Les représentants du personnel, de plus en plus sollicités sur ces questions, ont un rôle important à jouer. Comment doivent-ils réagir ? Quels sont les meilleurs conseils qu’ils peuvent apporter aux salariés ? Quelles sont les solutions à mettre en oeuvre ?
 
I. Souffrance au travail : de quoi parle-t-on ?
 
A. les notions
 
La souffrance au travail recouvre un ensemble de risques que l’on nomme risques psychosociaux (RPS). Cette catégorie de risques professionnels désigne "des risques pour la santé créés par le travail à travers des mécanismes sociaux et psychiques" (1). Ils renvoient à la fois à des facteurs individuels et collectifs, mais aussi à la question de l’organisation du travail qui met en cause le pouvoir de direction de l’employeur. Ils sont à l’intersection entre l’individu ("le psycho") et la situation de travail ("le social").
 
Les RPS désignent un ensemble de risques différents à savoir le stress, la violence, le harcèlement qui sont les principaux risques psychosociaux identifiés et qui ont fait l’objet d’une tentative d’encadrement juridique.
 
Toutefois, seul le harcèlement moral dispose aujourd’hui d’une définition précise prévue par la loi. En effet, le Code du travail définit le harcèlement moral comme « des agissements répétés qui ont pour objet ou pour effet d’entrainer une dégradation des conditions de travail susceptible de porter atteinte aux droits et à la dignité, d’altérer la santé physique ou mentale ou de compromettre l’avenir professionnel de la victime » (art. L1152-1 CT).
 
Le stress et la violence au travail ont été définis par deux accords nationaux interprofessionnels sous l’impulsion d’accords-cadres européens. Le stress est défini comme un état qui survient lorsqu’il y a déséquilibre entre la perception qu’une personne a des contraintes que lui impose son environnement et la perception qu’elle a de ses propres ressources pour y faire face (ANI du 2 juillet 2008).
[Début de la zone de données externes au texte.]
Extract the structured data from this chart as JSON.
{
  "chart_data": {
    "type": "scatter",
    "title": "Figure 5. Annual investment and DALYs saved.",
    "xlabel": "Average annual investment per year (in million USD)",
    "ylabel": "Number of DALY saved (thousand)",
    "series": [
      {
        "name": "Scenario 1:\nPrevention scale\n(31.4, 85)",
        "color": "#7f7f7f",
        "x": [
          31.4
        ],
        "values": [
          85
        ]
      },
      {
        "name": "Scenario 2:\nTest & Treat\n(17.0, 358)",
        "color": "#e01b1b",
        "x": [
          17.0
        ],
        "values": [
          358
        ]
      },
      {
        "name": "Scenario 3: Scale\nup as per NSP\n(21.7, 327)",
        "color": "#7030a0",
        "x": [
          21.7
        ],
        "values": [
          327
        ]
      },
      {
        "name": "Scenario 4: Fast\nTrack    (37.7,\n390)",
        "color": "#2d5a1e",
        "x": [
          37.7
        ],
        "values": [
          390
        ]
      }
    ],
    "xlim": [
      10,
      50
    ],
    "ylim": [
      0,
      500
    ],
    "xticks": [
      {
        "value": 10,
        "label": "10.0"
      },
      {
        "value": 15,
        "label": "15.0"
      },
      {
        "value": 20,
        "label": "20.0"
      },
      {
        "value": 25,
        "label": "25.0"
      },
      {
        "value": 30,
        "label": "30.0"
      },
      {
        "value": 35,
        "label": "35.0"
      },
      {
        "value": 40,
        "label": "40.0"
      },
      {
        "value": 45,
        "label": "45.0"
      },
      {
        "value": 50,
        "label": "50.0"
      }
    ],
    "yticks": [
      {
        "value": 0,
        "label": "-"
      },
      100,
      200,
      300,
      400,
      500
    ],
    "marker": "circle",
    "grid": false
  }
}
Le stress résulte du fait que les individus se sentent inaptes à combler un écart avec les exigences et les attentes les concernant, trouvant cause dans différents facteurs, par exemple "le contenu et l’organisation du travail, l’environnement de travail, une mauvaise communication, etc." (ANI du 2 juillet 2008).
 
Enfin, l’ANI du 26 mars 2010 définit la violence au travail comme pouvant aller du manque de respect à la manifestation d’une volonté de nuire, de détruire, de l’incivilité à l’agression physique. Ses formes peuvent être verbales, comportementales, sexistes ou physiques.
 
Ces risques psychosociaux peuvent paraître difficiles à appréhender parce qu’ils touchent à l’aspect psychologique de la santé des personnes. Pour autant, les représentants du personnel disposent d’une grille d’analyse objective de la souffrance au travail : c’est l’organisation collective du travail.
 
B. La mise en cause de l’organisation du travail
 
Lorsque les salariés témoignent de leur souffrance ou se disent « harcelés », il faut avoir le réflexe de mettre en cause l’organisation du travail. En effet, la situation vécue par le salarié sera, dans une large majorité de cas, liée à un problème d’organisation du travail, cause première de souffrance au travail. De plus, bien souvent, les salariés n’expriment pas leur mal-être au travail. La mise en cause de l’organisation collective du travail permettra de trouver des solutions pérennes pour l’ensemble des salariés.
 
Dès lors, un des enjeux de la prévention de la souffrance au travail dans les entreprises est de passer d’une démarche individuelle à une démarche collective plus objective.
 
Pour évaluer le niveau de souffrance au travail, il faut recourir à des indicateurs objectifs. Les plaintes et les témoignages des salariés sont des indicateurs qui laissent à penser qu’il existe des RPS dans l’entreprise. Mais il existe une multitude d’indicateurs : des indicateurs RH (absentéisme, turn-over, données concernant la productivité et la qualité de la production ou du service, etc.) ou des indicateurs sur la santé et la sécurité des salariés (nombres d’accidents et de maladies professionnelles, restrictions d’aptitude, nombre de consultations auprès de la médecine du travail, etc.). Ces indicateurs sont disponibles dans des documents ou rapports obligatoires dans l’entreprise tels que :
 
  • le bilan social obligatoire dans les entreprises de 300 salariés et plus (contenu fixé par l’article R2323-17 CT) qui contient des indicateurs sur les départs des salariés (nombre de démissions, de licenciements économiques, de licenciement pour motif personnel, de mutations, etc.) ; sur le nombre de journées d’absence (pour maladie, accidents du travail, de trajet, maladies professionnelles réparties en fonction de leur durée) ; sur les horaires (hebdomadaires moyens ou somme des heures travaillées durant l’année) ; etc.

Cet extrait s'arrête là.